A solution of silver nitrate was added to hydrochloric acid weighing 365 grams with a mass fraction of 10%.
A solution of silver nitrate was added to hydrochloric acid weighing 365 grams with a mass fraction of 10%. Determine the mass of the resulting residue.
Find the mass of HCl in solution.
W = m (substance): m (solution) × 100%,
m (substance) = (m (solution) × W): 100%.
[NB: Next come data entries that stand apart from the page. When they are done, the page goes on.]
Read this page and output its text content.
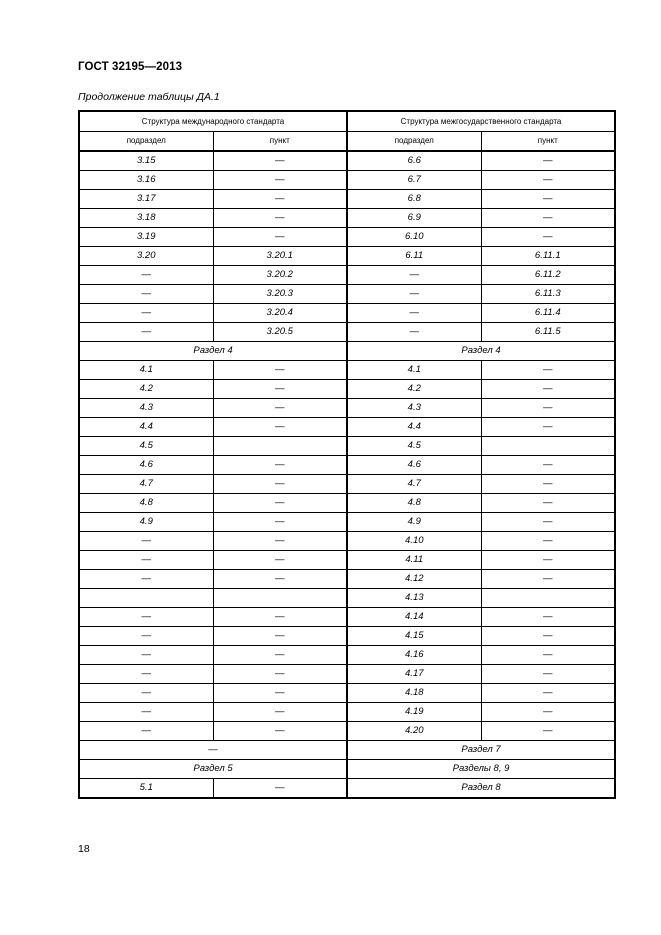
ГОСТ 32195—2013
Продолжение таблицы ДА.1
Структура международного стандарта		Структура межгосударственного стандарта	
подраздел	пункт	подраздел	пункт
3.15	—	6.6	—
3.16	—	6.7	—
3.17	—	6.8	—
3.18	—	6.9	—
3.19	—	6.10	—
3.20	3.20.1	6.11	6.11.1
—	3.20.2	—	6.11.2
—	3.20.3	—	6.11.3
—	3.20.4	—	6.11.4
—	3.20.5	—	6.11.5
Раздел 4		Раздел 4	
4.1	—	4.1	—
4.2	—	4.2	—
4.3	—	4.3	—
4.4	—	4.4	—
4.5		4.5	
4.6	—	4.6	—
4.7	—	4.7	—
4.8	—	4.8	—
4.9	—	4.9	—
—	—	4.10	—
—	—	4.11	—
—	—	4.12	—
		4.13	
—	—	4.14	—
—	—	4.15	—
—	—	4.16	—
—	—	4.17	—
—	—	4.18	—
—	—	4.19	—
—	—	4.20	—
—		Раздел 7	
Раздел 5		Разделы 8, 9	
5.1	—	Раздел 8	
18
m (HCl) = (365 g × 10%): 100% = 36.5 g.
Let’s find the amount of HCl by the formula:
n = m: M.
M (HCl) = 36.5 g / mol.
n = 36.5 g: 36.5 g / mol = 1 mol.
Let’s compose the reaction equation, find the quantitative ratios of substances.
HCl + AgNO3 = AgCl ↓ + HNO3.
According to the reaction equation, there is 1 mol of AgCl per 1 mol of HCl. Substances are in quantitative ratios 1: 1.
n (AgCl) = n (HCl) = 1 mol.
Let’s find the mass of AgCl by the formula:
m = n × M,
М (AgCl) = 143.5 g / mol.
m = 1 mol × 143.5 g / mol = 143.5 g.
Answer: 143.5 g.